In my 40 years as a clinical psychologist and marriage counselor, I’ve helped people understand why their relationships start out euphoric only to crumble, and what skills they need for lasting love.
The greatest obstacles between you and the love you want is often right before your eyes, but hard to see on your own. My specialty is to help you look at your relationships with heroic honesty, so you can affect powerful change.
My husband and I have practiced this every day for over 60 years, and nothing could be sweeter or more transformative. I know I can create radical change in you too, if you are willing to go on this exciting adventure.
What is Heroic Love?
True, lasting love can only come from partners who are willing to be heroic. They dare to be authentic, they commit fiercely to their love, and they embrace transformative change.
Like any hero’s journey, there will be challenges to overcome, demons to battle, and hearts to save. But, like a flower coming up through asphalt, love that is earned is all the more precious for the effort it took.

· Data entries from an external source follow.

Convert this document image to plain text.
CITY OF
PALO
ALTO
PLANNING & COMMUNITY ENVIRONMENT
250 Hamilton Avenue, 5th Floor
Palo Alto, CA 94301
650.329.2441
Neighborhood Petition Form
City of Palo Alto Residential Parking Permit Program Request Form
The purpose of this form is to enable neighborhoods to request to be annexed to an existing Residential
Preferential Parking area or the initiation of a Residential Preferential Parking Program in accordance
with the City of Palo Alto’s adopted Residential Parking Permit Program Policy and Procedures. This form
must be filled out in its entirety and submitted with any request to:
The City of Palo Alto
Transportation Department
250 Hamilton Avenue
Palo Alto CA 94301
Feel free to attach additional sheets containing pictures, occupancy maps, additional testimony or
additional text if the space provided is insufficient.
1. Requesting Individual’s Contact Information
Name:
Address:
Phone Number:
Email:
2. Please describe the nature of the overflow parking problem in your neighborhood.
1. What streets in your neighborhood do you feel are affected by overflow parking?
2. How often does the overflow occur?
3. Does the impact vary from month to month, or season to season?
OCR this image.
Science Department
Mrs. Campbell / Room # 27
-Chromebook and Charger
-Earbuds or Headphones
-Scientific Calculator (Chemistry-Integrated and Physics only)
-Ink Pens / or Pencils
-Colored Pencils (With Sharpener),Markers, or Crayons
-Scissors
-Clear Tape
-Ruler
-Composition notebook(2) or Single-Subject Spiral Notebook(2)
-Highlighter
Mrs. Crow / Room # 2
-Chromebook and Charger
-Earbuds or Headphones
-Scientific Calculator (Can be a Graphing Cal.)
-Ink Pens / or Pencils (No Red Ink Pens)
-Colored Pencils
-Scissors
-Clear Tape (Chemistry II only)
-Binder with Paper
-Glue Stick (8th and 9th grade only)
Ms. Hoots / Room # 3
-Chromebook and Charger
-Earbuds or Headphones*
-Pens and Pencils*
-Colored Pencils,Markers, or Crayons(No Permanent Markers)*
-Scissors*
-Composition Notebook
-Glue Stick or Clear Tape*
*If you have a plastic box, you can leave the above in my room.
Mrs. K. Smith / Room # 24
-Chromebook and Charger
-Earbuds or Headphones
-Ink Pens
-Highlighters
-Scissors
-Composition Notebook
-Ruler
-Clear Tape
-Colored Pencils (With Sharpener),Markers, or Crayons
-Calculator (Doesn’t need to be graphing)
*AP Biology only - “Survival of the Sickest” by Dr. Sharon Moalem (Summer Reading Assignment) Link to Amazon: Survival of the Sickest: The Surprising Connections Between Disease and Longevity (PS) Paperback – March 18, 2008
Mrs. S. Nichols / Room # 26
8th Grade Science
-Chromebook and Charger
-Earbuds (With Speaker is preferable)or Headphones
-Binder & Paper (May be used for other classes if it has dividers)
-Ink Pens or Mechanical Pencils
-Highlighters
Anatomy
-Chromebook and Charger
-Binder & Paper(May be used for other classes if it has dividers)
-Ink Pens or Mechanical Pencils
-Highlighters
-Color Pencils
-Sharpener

Heroic love isn’t boring, or taken for granted, or dishonest. It is the kind of love you commit to every day, both because you treasure it enormously, and because it is the agent of adventure, excitement and fulfillment in your life. Who you are, how you grow, becomes perfectly entwined with the heart of another. You are both stronger as individuals, and as a team.
It is the sweetest, and most beautiful, of rewards.